Autour de la machine à café, qu’elle soit virtuelle ou pas, il s’en passe des choses. Et la femme qui allaite, épuisée par ses nuits trop courtes, n’a pas accès à la même information, au même pouvoir.
Est-ce qu’elle angoisse à l’idée de ne pas retrouver sa place au bureau? Est-ce qu’elle se demande si son poste sera aboli ou si elle a été remplacée? Est-ce qu’elle doute de sa valeur? Est-ce qu’elle se demande si elle ne ferait pas mieux de démissionner vu son sentiment croissant d’être mise à l’écart?
Oui, oui, oui et oui.
«Il y a quelque chose de drainant que de savoir, dans toutes les fibres de son corps, qu’on serait parfaite pour tel ou tel poste, mais de constater qu’on n’est pas considéré, raconte Laurie, 28 ans, nouvellement maman. Ma patronne m’a dit : “Finis ta famille et on s’en reparle”. Je n’ai pas su quoi répondre.»
Et lorsqu’elle revient, qu’elle constate les changements, les modifications, les petites tournures d’événements appelés des «hasards», qui lui font perdre tantôt un poste ou un titre, tantôt l’espoir d’amélioration ou d’avancement, elle se retrouve déçue, éteinte, en colère.
C’est injuste et inéquitable. Et tout le monde le sait.
Elle court pour aller à la garderie ou à l’école (elle fait le plus petit salaire des deux alors c’est elle qui y va, vous comprenez), s’occupe du repas, des devoirs, du bain, de la vaisselle, du lavage, du rangement, des factures, du compost, sans oublier ces papiers à signer pour l’autorisation à la sortie culturelle de l’aîné, tout en attrapant son cellulaire pour prendre des nouvelles de son père, il vieillit, il a mal à une hanche, pourvu qu’il ne soit pas tombé…
Proche aidante, elle aurait elle aussi besoin d’attention comme elle en donne tant aux autres. Prendre soin. Elle connaît ces deux mots, mais elle ne les applique pas à elle-même — ou si peu. Elle n’a pas le temps.
«On me dit souvent que je suis gentille, dit Marie-José, quadragénaire, dans ma messagerie Instagram. Au début ça me faisait plaisir, mais maintenant, ça me rend agressive. Peut-être que je suis trop gentille et pas assez “vraie” ?»
La fée du logis n’est pas fatiguée, elle est épuisée. Lasse et écœurée. En burnout parental, elle n’a jamais autant travaillé.
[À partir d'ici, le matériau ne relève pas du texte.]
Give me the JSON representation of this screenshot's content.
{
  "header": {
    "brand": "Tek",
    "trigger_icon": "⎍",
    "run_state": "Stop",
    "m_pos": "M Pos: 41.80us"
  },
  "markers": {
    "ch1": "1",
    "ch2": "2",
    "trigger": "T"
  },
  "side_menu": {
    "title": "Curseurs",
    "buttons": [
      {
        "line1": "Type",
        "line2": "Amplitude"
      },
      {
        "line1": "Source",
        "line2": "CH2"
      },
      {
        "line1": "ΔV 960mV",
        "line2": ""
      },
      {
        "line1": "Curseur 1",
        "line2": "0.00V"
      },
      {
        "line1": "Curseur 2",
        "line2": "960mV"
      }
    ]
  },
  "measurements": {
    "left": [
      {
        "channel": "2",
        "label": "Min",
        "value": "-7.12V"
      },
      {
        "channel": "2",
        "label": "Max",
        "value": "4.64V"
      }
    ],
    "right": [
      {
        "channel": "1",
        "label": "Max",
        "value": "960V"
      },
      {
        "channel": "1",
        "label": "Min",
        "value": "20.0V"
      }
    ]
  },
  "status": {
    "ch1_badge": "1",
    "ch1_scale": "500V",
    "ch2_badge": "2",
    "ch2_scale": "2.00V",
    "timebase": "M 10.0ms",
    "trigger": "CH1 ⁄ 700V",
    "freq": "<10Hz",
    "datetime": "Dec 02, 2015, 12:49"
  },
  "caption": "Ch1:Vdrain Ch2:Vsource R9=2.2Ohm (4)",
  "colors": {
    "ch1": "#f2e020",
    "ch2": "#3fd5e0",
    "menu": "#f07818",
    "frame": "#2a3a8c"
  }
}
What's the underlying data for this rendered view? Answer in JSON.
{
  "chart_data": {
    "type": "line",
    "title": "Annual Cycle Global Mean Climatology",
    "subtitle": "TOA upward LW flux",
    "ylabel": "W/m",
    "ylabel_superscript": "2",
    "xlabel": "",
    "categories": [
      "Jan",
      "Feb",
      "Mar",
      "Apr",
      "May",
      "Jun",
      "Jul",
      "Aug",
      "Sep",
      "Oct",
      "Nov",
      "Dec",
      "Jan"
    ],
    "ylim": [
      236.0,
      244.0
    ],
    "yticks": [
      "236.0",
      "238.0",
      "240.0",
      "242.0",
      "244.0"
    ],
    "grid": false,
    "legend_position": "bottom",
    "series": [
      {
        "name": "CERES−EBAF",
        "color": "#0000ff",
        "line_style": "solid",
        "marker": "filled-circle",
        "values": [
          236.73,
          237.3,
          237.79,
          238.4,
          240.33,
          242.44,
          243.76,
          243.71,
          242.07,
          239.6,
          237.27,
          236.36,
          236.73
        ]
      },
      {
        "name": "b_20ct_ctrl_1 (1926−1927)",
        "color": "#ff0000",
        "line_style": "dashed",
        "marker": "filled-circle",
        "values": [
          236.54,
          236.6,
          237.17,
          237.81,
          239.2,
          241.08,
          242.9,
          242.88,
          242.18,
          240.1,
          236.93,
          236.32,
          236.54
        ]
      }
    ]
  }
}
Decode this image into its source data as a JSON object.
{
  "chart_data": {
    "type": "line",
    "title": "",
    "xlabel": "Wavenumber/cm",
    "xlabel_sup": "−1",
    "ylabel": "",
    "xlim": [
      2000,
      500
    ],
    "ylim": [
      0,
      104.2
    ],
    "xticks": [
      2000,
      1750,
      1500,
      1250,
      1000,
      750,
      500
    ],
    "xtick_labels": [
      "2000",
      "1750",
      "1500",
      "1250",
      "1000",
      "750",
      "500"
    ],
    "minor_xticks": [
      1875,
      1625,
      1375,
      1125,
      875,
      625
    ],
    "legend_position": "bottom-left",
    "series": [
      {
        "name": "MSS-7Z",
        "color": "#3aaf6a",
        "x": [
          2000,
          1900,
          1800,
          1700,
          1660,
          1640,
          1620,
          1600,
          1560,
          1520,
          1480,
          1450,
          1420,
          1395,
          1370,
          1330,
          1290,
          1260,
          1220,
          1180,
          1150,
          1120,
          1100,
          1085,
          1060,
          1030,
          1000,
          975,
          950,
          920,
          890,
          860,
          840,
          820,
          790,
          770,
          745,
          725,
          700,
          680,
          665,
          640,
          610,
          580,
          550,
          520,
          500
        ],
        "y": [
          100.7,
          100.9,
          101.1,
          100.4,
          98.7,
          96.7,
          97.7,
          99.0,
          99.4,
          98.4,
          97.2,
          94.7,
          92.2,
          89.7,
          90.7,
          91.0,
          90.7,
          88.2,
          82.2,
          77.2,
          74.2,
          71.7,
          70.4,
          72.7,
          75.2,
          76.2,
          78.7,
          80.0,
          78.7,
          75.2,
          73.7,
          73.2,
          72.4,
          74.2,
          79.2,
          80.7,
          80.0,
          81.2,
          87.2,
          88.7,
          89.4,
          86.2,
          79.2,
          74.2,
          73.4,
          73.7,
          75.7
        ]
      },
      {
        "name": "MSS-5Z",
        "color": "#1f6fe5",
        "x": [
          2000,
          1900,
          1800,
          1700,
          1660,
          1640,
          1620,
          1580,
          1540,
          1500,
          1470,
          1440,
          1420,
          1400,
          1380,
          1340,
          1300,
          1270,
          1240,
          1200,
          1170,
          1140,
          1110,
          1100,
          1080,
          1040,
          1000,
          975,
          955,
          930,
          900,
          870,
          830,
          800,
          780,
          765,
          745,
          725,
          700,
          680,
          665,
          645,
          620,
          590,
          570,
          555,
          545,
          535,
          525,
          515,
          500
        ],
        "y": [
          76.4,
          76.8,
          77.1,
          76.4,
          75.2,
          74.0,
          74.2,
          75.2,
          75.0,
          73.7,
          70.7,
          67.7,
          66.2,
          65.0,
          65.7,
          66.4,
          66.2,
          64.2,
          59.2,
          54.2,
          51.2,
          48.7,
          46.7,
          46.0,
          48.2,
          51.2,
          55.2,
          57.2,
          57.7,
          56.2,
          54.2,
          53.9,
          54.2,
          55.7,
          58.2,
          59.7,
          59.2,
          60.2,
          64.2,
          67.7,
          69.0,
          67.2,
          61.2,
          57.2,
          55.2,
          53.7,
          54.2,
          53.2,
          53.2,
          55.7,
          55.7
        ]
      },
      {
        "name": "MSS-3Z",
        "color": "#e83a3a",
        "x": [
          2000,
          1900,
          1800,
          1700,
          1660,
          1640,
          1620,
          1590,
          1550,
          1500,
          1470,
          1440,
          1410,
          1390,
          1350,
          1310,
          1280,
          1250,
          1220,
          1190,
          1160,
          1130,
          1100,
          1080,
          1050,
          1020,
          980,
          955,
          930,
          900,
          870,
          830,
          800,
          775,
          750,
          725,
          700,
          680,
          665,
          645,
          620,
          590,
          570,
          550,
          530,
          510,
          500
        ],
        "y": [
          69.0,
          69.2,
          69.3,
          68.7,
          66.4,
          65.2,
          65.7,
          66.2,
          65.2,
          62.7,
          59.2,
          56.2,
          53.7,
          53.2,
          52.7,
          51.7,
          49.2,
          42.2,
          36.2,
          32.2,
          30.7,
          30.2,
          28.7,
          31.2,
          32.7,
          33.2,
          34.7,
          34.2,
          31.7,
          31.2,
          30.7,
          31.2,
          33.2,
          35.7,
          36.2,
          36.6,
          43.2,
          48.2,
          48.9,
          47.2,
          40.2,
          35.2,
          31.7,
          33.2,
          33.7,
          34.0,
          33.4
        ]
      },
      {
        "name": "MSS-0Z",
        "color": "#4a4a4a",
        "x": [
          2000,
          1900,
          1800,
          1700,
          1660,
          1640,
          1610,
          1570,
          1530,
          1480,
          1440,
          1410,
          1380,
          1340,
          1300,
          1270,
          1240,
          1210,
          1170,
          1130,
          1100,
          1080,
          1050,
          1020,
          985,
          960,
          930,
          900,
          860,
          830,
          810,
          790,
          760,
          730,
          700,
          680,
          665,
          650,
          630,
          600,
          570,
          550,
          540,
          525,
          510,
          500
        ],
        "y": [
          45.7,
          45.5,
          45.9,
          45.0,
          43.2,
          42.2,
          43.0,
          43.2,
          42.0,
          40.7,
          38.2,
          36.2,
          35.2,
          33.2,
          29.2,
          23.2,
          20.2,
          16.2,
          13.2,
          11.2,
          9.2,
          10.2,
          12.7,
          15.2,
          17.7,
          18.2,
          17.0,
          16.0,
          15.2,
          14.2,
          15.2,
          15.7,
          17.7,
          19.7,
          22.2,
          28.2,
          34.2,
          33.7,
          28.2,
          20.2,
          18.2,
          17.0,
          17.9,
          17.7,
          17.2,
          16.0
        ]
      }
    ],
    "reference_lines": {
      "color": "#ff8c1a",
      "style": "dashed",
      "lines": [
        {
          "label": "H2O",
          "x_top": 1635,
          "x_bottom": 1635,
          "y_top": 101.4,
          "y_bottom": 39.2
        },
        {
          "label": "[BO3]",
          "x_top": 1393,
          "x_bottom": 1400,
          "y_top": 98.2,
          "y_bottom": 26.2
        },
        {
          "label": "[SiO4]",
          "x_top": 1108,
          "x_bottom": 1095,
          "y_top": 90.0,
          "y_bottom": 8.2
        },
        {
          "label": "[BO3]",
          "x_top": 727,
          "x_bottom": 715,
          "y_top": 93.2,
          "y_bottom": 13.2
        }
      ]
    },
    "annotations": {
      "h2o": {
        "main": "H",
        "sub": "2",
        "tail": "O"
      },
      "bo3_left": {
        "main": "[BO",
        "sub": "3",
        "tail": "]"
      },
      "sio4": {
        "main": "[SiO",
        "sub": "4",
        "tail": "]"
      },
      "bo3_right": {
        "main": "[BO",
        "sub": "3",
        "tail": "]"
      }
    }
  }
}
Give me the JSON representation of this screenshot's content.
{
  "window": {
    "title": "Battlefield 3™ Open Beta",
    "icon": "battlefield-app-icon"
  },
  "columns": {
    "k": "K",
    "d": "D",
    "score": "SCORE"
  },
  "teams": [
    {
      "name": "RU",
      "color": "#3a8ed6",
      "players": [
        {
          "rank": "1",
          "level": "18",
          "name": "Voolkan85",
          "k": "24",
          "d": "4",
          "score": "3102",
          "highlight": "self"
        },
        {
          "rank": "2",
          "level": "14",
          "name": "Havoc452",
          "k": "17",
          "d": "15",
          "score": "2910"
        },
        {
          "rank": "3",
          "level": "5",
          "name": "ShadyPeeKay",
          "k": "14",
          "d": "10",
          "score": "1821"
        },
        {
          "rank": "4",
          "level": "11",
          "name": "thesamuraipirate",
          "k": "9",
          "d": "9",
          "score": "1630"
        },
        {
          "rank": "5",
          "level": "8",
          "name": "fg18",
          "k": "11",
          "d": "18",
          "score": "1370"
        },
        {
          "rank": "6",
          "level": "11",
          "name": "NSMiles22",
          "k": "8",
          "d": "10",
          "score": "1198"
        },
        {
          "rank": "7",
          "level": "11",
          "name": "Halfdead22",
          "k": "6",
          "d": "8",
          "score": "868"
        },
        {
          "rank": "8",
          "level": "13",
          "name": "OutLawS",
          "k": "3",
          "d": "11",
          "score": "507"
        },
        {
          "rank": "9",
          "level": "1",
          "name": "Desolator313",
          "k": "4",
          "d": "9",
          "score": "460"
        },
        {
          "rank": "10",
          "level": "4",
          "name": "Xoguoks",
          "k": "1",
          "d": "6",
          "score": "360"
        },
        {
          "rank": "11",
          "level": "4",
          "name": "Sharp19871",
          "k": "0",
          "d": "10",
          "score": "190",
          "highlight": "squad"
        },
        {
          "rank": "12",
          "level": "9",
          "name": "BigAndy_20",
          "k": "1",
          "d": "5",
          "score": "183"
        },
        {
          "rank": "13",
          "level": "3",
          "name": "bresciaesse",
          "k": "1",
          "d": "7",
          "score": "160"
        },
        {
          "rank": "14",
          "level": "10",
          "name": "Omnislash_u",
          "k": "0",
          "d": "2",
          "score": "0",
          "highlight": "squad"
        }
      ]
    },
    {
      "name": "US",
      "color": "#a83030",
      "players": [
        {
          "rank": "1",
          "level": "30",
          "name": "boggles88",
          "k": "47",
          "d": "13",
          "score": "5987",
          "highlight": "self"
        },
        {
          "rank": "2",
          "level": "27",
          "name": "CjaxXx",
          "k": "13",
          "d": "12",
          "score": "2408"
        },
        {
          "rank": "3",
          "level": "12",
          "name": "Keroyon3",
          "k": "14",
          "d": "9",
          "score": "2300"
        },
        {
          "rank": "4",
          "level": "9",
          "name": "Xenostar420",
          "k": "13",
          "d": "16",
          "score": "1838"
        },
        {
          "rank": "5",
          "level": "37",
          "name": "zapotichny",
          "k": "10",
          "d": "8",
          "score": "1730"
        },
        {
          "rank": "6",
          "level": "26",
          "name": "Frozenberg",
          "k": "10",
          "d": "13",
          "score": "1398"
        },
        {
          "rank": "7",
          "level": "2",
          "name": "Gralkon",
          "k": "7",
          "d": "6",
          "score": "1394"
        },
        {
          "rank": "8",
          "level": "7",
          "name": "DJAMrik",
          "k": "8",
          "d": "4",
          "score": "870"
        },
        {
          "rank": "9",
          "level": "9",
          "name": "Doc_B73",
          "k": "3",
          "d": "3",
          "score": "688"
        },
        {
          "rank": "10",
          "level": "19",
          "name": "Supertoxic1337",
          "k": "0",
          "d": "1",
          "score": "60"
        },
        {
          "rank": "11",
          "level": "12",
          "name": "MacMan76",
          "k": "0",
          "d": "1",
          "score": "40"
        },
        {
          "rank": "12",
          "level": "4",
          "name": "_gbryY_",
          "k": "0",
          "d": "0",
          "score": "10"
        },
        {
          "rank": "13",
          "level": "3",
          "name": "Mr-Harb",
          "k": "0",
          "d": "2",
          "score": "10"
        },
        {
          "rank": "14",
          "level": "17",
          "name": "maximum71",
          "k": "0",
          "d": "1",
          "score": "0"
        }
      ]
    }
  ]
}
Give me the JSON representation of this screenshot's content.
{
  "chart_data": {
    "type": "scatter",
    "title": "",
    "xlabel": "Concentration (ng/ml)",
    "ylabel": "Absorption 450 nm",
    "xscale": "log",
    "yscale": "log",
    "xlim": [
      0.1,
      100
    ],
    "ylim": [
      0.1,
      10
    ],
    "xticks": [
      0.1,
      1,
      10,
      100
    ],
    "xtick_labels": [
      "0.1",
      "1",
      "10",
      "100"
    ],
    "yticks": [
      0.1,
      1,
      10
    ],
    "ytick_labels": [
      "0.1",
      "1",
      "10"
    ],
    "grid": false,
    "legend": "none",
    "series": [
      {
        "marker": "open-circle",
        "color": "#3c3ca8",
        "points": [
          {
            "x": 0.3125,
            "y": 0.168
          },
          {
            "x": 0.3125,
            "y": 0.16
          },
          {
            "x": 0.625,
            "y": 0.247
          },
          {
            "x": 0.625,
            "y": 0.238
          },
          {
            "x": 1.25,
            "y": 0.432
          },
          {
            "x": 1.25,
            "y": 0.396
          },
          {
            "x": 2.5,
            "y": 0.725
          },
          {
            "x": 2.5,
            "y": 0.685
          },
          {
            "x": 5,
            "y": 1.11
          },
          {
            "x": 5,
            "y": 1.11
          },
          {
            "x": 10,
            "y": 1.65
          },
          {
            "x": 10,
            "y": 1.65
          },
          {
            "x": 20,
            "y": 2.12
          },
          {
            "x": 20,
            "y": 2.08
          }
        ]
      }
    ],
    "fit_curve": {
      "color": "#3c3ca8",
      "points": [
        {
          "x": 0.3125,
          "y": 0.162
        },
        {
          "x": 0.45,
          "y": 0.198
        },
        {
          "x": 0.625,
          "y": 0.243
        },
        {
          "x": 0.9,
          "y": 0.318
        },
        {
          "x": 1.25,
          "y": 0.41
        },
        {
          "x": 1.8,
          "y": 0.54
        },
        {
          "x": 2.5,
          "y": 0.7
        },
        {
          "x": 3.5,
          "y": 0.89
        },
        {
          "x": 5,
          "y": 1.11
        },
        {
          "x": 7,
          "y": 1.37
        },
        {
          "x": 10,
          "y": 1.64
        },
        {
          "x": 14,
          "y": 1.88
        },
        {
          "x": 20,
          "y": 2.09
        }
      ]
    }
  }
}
Et avec cette frontière floue, encore plus floue depuis la pandémie, entre vie personnelle et vie professionnelle, elle se juge incompétente partout, prise d’une langueur jusque-là inconnue.
Elle se souvient qu’au secondaire, elle a manqué des jours d’école à cause de ses règles douloureuses. Elle a ensuite manqué du boulot pour ses fins de grossesses compliquées. Elle a pris le congé parental parce que financièrement, ça faisait plus de sens (elle fait le plus petit salaire des deux — ah, je l’ai déjà dit).
Elle manque encore du travail, à l’occasion, pour soigner le bobo de sa plus petite ou le gros bobo de sa mère octogénaire. Et si elle ose manquer pour des symptômes pénibles de ménopause, là, franchement, elle exagère…
Pas surprenant que rendu à l’âge de la retraite, les femmes soient plus pauvres que les hommes : elles touchent une pension qui représente en moyenne 60 % de celle des hommes au pays. Et dans le monde, 70 % des personnes âgées pauvres sont des femmes.
On a fait du chemin? Oui. Mais il en reste à faire, assurément. Pénalisées tout au long de leur vie, victimes des disparités entre les sexes, elles sont 50 ans derrière les hommes en termes de parité salariale.
Professionnellement et financièrement, les femmes sont loin derrière.